Poco spazio, poca erba e magari, se sono da soli, anche poca socialità. Per animali da branco come i cavalli la socialità è d’importanza fondamentale e questo non è un dettaglio trascurabile. E allora penso…
Ma questo cavallo è stato privato di tutto? Come se fosse in prigione, senza aver fatto nulla. Come trascorresse la sua vita in lockdown. Come se le regole per la sua quotidianità e il suo benessere, fossero dettate solo dalla comodità degli uomini che dovrebbero prendersene cura. Ma quanto sono bravi questi animali così grandi e maestosi a non lamentarsi mai apertamente di tutte le privazioni a cui vanno incontro? Eppure non sono animali esigenti, hanno bisogno di poco, ma privarli di quel poco è estremamente ingiusto. Loro non manifestano apertamente il disagio, aspettano e intanto somatizzano.

Si, la coerenza questa sconosciuta. Perché non si può dire di amare il proprio cavallo per poi privarlo di quelle emozioni che lo renderebbero felice o semplicemente “cavallo”.
Negli anni ne ho sentite di ogni genere e tutte le volte la mia risposta è sempre stata una sola: un cavallo è un cavallo, un animale pascolatore che in natura si muove costantemente in ampie praterie. E allora quando un cavallo si fa male, per molti il problema non è sapere che per lui sentirsi poco bene può essere psicologicamente e fisicamente debilitante, ma il non poterlo montare per il periodo che gli serve a guarire, tanto o poco che sia. Come se montarlo fosse la questione prioritaria, anche per chi non fa il cavaliere di professione.
Ho sempre visto i cavalli come compagni di vita, ho imparato molto da loro, in sella ma soprattutto a terra.
Pazienza e resilienza.

La pazienza che hanno di sottostare a regole che non gli appartengono e il saper aspettare che arrivi un tempo in cui la vita possa diventare un po’ più bella. Tempo che per molti cavalli non arriverà mai, perché quel tempo fuori dai circuiti sportivi lo trascorreranno in quel giardinetto senza erba, in cui non riescono a fare una sola falcata di galoppo, nell’attesa che arrivi la morte, magari nella totale indifferenza di chi li ha sfruttati finché ha potuto.
Luce, movimento, cibo e socialità rimangono dei diritti imprescindibili per i cavalli, che spesso si scontrano con l’incoerenza di chi dice di amarli.
Occuparsi di un animale, di qualsiasi animale si tratti, è un impegno che ciascuno di noi si prende. Tener testa a quell’impegno ci fa sentire bene.

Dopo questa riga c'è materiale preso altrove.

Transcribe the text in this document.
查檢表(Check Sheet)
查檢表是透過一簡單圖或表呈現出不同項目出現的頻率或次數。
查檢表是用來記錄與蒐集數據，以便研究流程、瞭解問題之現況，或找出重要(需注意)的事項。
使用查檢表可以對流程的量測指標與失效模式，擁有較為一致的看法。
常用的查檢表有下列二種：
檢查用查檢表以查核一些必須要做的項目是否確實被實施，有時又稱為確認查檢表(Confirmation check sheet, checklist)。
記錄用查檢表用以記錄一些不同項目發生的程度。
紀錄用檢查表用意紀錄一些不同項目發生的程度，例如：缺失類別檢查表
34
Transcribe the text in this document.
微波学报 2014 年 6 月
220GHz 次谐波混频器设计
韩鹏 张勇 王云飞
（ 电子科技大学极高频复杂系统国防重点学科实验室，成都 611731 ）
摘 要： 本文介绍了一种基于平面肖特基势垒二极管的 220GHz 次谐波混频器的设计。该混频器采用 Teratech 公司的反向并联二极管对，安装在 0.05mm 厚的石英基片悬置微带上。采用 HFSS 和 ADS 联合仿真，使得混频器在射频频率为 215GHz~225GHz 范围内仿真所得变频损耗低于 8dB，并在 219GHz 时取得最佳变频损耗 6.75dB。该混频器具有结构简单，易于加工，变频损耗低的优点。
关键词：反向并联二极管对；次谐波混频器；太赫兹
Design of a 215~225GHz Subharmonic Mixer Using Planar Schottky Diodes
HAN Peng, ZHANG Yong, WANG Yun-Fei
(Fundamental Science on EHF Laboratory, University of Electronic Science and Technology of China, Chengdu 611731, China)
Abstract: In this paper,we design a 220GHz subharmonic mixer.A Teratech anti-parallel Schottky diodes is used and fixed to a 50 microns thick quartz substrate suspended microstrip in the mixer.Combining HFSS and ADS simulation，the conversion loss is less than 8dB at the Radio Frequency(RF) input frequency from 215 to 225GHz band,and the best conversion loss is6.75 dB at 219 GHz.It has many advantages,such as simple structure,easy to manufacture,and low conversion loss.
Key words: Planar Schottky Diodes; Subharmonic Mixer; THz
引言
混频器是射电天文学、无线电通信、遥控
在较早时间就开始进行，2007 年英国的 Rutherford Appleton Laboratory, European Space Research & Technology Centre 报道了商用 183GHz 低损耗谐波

La coerenza è alla base della logica, della razionalità, della stabilità e dell’onestà. Un alto grado di coerenza è associato di regola a solidità personale e intellettuale di una persona.
L’incoerenza normalmente è, infatti, considerata un tratto negativo della personalità. Per questa ragione si tende a non porsi il problema, vedere sarebbe troppo doloroso o, addirittura, fastidioso. Così chi ne fa le spese sono sempre loro, i più deboli e dunque, in questo caso, i cavalli.
Non è il cavallo brado che deve muoversi continuamente sotto ogni tipo di tempo e temperatura per cercare cibo e acqua ad essere il più felice, di questo ne sono certa.
Infatti, in alcune zone del mondo i cavalli non si sono sviluppati e trovarne di liberi in natura è difficile.
Il loro rapporto con l’uomo è ormai imprescindibile, sono diventati i nostri compagni di vita e di lavoro, sfruttati da oltre cinquemila anni per agricoltura, guerre, spostamenti e ora quasi esclusivamente per sport e divertimento. Ma questo tempo di amicizia ricopre veramente uno spazio temporale minimo, rispetto agli oltre 50 milioni di anni che vedono i cavalli presenti su questa terra. Il mondo è nostro, ma loro ci sono da prima e il nostro dovere è garantire a tutti gli animali una vita con stimoli in grado di mantenerli sempre “vivi”. Senza stimoli si vive lo stesso, il fisico non muore, ma la mente si. Si sopravvive, non si vive. E allora, un cavallo che sopravvive, cosa avrà mai da trasferire di positivo a noi e all’ambiente che lo circonda? Poco, probabilmente nulla, ed è per questo che molte volte le associazioni sono chiamate in causa per recuperare cavalli, spesso anziani, dimenticati e quindi in condizioni così gravi da dover essere addirittura sequestrati dalle forze dell’ordine.